改めて、次に前回までに作成した内容の下に1つセルを追加し、以下の内容を記載します(ここでは1行だけです):
pip install google-search-results

この1行は、この下のセルで初回に紹介したウェブ検索 API である SerpAPI を使うのですが、そのためのライブラリをインストールするコマンドです。

続けて更にセルを追加し、以下の内容を記載します。まずは最初のセルで初期化した変数 SERPAPI_API_KEY を使って、この値を環境変数化しています。そして前回作成した言語モデル custom_llm に対して、「ウェブ検索と数値演算を併用」してプロンプトに対する答を自律的に考えて求めるよう指示しています(具体的な検索方法や計算アルゴリズムは一切指示していない点に注目してください):
# LangChain Agent で watsonx.ai を使った問い合わせ
from langchain.agents import AgentType, initialize_agent
from langchain_community.agent_toolkits.load_tools import load_tools

import os
os.environ["SERPAPI_API_KEY"] = SERPAPI_API_KEY

# 2つ上で定義した custom_llm を使う
# custom_llm = WatsonxLLM(model=model)

# LLM(watsonx.ai)と serpapi(ウェブ検索)と llm-math(数値演算)を使って問い合わせの答を求める
tools = load_tools( ["serpapi", "llm-math" ], llm = custom_llm )
agent = initialize_agent( tools, custom_llm, agent = AgentType.ZERO_SHOT_REACT_DESCRIPTION, verbose = True, handle_parsing_errors = True )

r = agent.invoke( "千葉県で一番高い山の高さの平方根の値はいくつですか?" )
print( r )

2024123118
(↑この2つのセルとその内容を追加します)


ここで追加した内容は前回までに実装した custom_llm というモデルと、ウェブ検索ライブラリ("serpapi")と、数値計算ライブラリ("llm-math")を使って、「千葉県で一番高い山の高さの平方根の値はいくつですか?」という問い合わせを行う内容が記載されています。内容を見て分かるとおり、具体的にどのような思考順序で答えるべきか、といった情報はコード内には一切書かれておらず、そのあたりがエージェントに任されて、ただ問い合わせ内容だけが記載されていることがわかると思います。

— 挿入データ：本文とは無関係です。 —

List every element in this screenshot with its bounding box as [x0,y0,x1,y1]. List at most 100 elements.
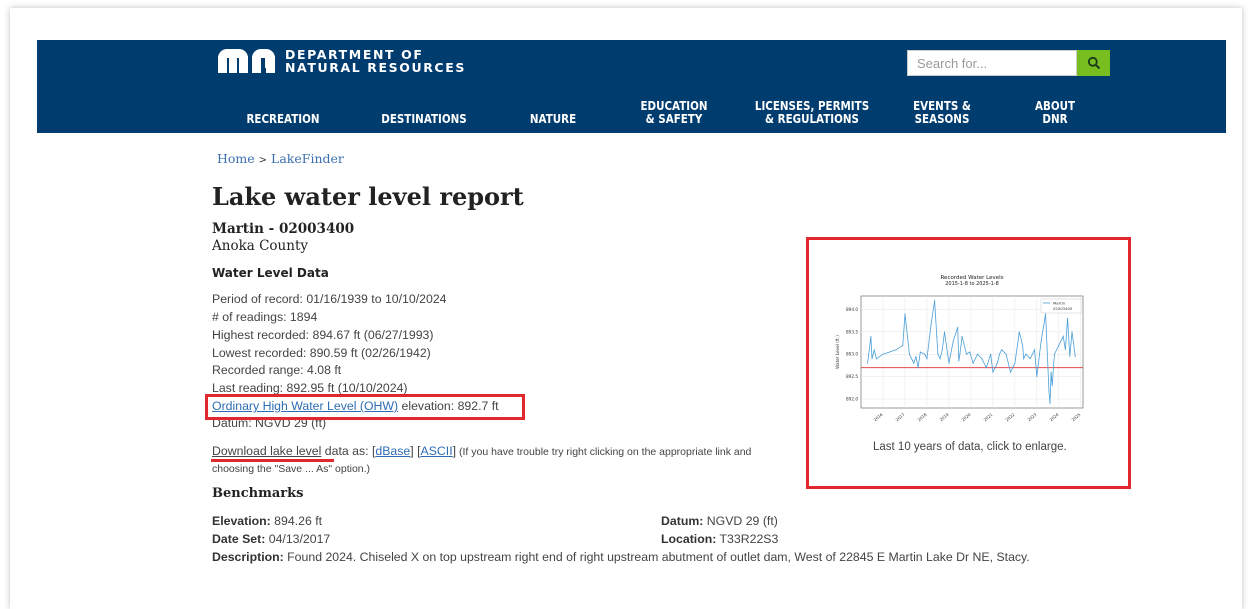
data-point [1048,389,1050,391]
nav-events-seasons[interactable]: EVENTS & SEASONS [903,100,980,125]
dnr-logo[interactable]: DEPARTMENT OF NATURAL RESOURCES [218,48,466,74]
highest-recorded: Highest recorded: 894.67 ft (06/27/1993) [212,328,434,342]
data-point [972,362,974,364]
data-point [917,367,919,369]
data-point [904,313,906,315]
y-tick-label: 892.0 [846,397,858,402]
site-search: Search for... [907,50,1110,76]
breadcrumb-lakefinder[interactable]: LakeFinder [271,151,344,166]
data-point [871,358,873,360]
nav-label: NATURE [529,112,577,126]
data-point [939,358,941,360]
data-point [966,353,968,355]
logo-wordmark: DEPARTMENT OF NATURAL RESOURCES [285,48,466,74]
nav-about-dnr[interactable]: ABOUT DNR [1025,100,1085,125]
lake-county: Anoka County [212,238,308,254]
data-point [1022,344,1024,346]
data-point [944,331,946,333]
benchmark-location-label: Location: [661,532,717,546]
nav-recreation[interactable]: RECREATION [244,113,321,126]
data-point [1009,371,1011,373]
data-point [1023,358,1025,360]
y-axis-label: Water Level (ft.) [835,335,840,369]
lake-name: Martin - 02003400 [212,221,355,237]
data-point [919,351,921,353]
benchmark-description-value: Found 2024. Chiseled X on top upstream r… [283,550,1030,564]
x-tick-label: 2020 [961,412,972,423]
nav-label-2: SEASONS [914,111,970,126]
data-point [1034,349,1036,351]
dbase-link[interactable]: dBase [375,444,410,458]
nav-label: LICENSES, PERMITS [754,99,870,113]
data-point [873,349,875,351]
data-point [1053,353,1055,355]
data-point [915,355,917,357]
x-tick-label: 2023 [1026,412,1037,423]
data-point [913,362,915,364]
data-point [958,360,960,362]
data-point [969,351,971,353]
benchmark-location-value: T33R22S3 [716,532,779,546]
data-point [1062,335,1064,337]
benchmark-date-label: Date Set: [212,532,266,546]
x-tick-label: 2019 [939,412,950,423]
period-of-record: Period of record: 01/16/1939 to 10/10/20… [212,292,447,306]
search-button[interactable] [1077,50,1110,76]
nav-label: EDUCATION [640,99,708,113]
nav-licenses-permits[interactable]: LICENSES, PERMITS & REGULATIONS [752,100,872,125]
nav-education-safety[interactable]: EDUCATION & SAFETY [631,100,717,125]
x-tick-label: 2024 [1048,412,1059,423]
data-point [957,326,959,328]
data-point [961,335,963,337]
data-point [959,353,961,355]
legend-entry: 02003400 [1053,306,1073,311]
data-point [981,358,983,360]
data-point [926,358,928,360]
benchmarks-heading: Benchmarks [212,486,304,501]
data-point [1058,344,1060,346]
water-level-chart-thumbnail[interactable]: Recorded Water Levels 2015-1-8 to 2025-1-… [831,270,1091,425]
nav-label-2: & REGULATIONS [765,111,859,126]
benchmark-elevation-label: Elevation: [212,514,271,528]
water-level-heading: Water Level Data [212,266,329,280]
ascii-link[interactable]: ASCII [421,444,453,458]
nav-label: EVENTS & [913,99,971,113]
data-point [1051,385,1053,387]
nav-label: DESTINATIONS [381,112,467,126]
legend-entry: Martin [1053,301,1066,306]
y-tick-label: 893.5 [846,329,858,334]
benchmark-elevation: Elevation: 894.26 ft [212,514,322,528]
data-point [1036,376,1038,378]
data-point [1067,317,1069,319]
data-point [870,335,872,337]
data-point [1014,362,1016,364]
breadcrumb-separator: > [258,155,268,166]
nav-nature[interactable]: NATURE [523,113,583,126]
x-tick-label: 2025 [1070,412,1081,423]
data-point [902,344,904,346]
data-point [895,349,897,351]
download-label: Download lake level [212,444,322,458]
data-point [1064,349,1066,351]
chart-subtitle: 2015-1-8 to 2025-1-8 [945,281,999,287]
nav-label: ABOUT [1034,99,1076,113]
water-level-chart[interactable]: Recorded Water Levels2015-1-8 to 2025-1-… [831,270,1091,425]
x-tick-label: 2016 [873,412,884,423]
search-input[interactable]: Search for... [907,50,1077,76]
recorded-range: Recorded range: 4.08 ft [212,363,342,377]
data-point [882,353,884,355]
data-point [1001,349,1003,351]
data-point [1045,313,1047,315]
breadcrumb-home[interactable]: Home [217,151,255,166]
data-point [1071,331,1073,333]
benchmark-datum-label: Datum: [661,514,704,528]
nav-destinations[interactable]: DESTINATIONS [381,113,467,126]
data-point [934,299,936,301]
benchmark-datum-value: NGVD 29 (ft) [703,514,778,528]
data-point [1050,371,1052,373]
chart-caption: Last 10 years of data, click to enlarge. [873,441,1067,453]
data-point [941,349,943,351]
data-point [930,322,932,324]
x-tick-label: 2018 [917,412,928,423]
data-point [889,351,891,353]
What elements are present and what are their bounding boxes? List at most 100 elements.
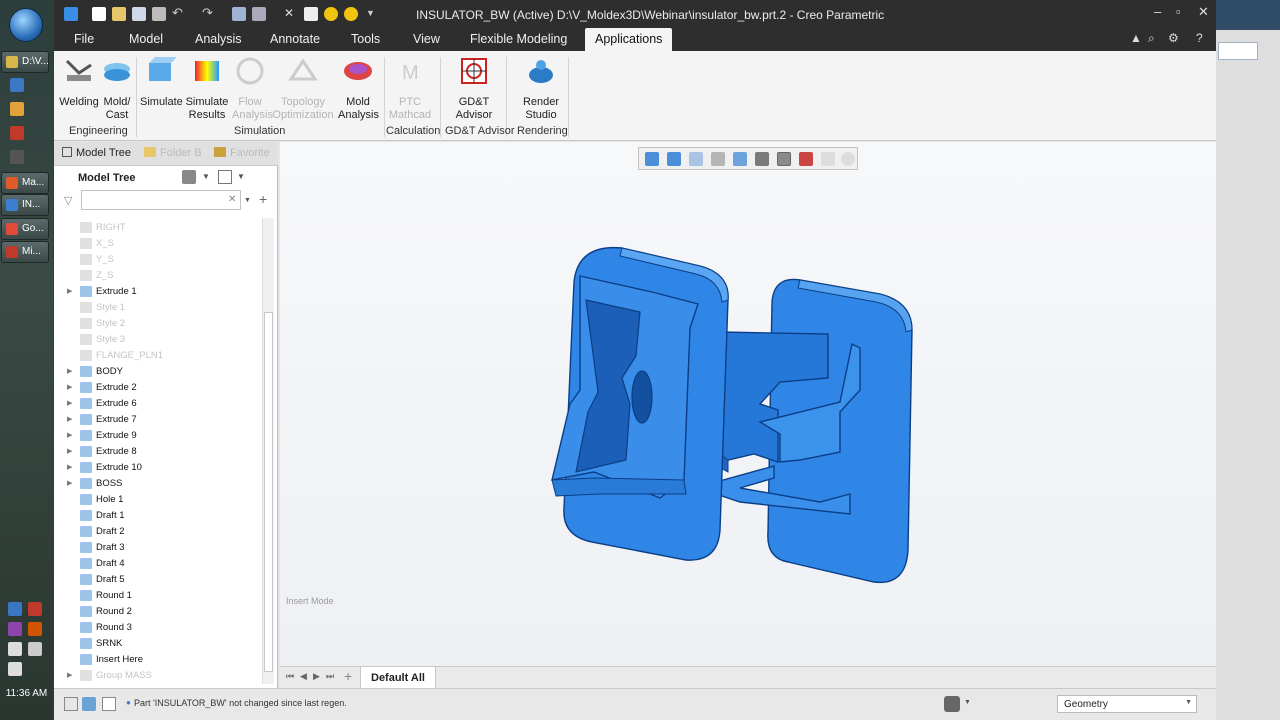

では実際にこのコードを実行します。変数定義からやり直す必要があるので前回作った一番上のセルから順にセルを実行していきます(新たに指定した言語モデルで custom_llm 変数がインスタンス化されます)。

前回最後に実行したセルまで実行できたら、次は今回入力した新しい部分を実行します。まずは "pip install google-search-results" だけの行を実行します。以下のような "google-search-results" ライブラリがインストールされていく様子が出力されていきます:
2024123113


では最後のセルも実行します。実行すると元の質問文の内容をどのように解釈して、どのような順序で回答を求めていくかの様子も含めて出力されていくのがわかります:
2024123115


この質問に答えるには、まず千葉県で最も高い山を調べる必要があり、(ここで SerpAPI の検索 API を使って)それが愛宕山の 408m であることがわかり、その上でこの値の平方根を(llm-math という数値演算ライブラリを使って)求めて、、という経過を経ていることがわかりますね。


2024123116


最後は出力が途中で切れてしまいましたが、上図の青枠部分を見ると問い合わせに対する回答である 20.396.. という数字を得ることができています。こういった「どのようなライブラリや API を使う準備ができているのかを理解した上で、最終的に求められている答を求めるためのアプローチ方法から LLM が調べていく、、というより人間的な方法で問い合わせに対する回答を得ることができました。これがLLM の(LangChain の)エージェント機能と呼ばれるものです。

watsonx.ai でも無事に LangChain やエージェント機能を利用できることが確認できました。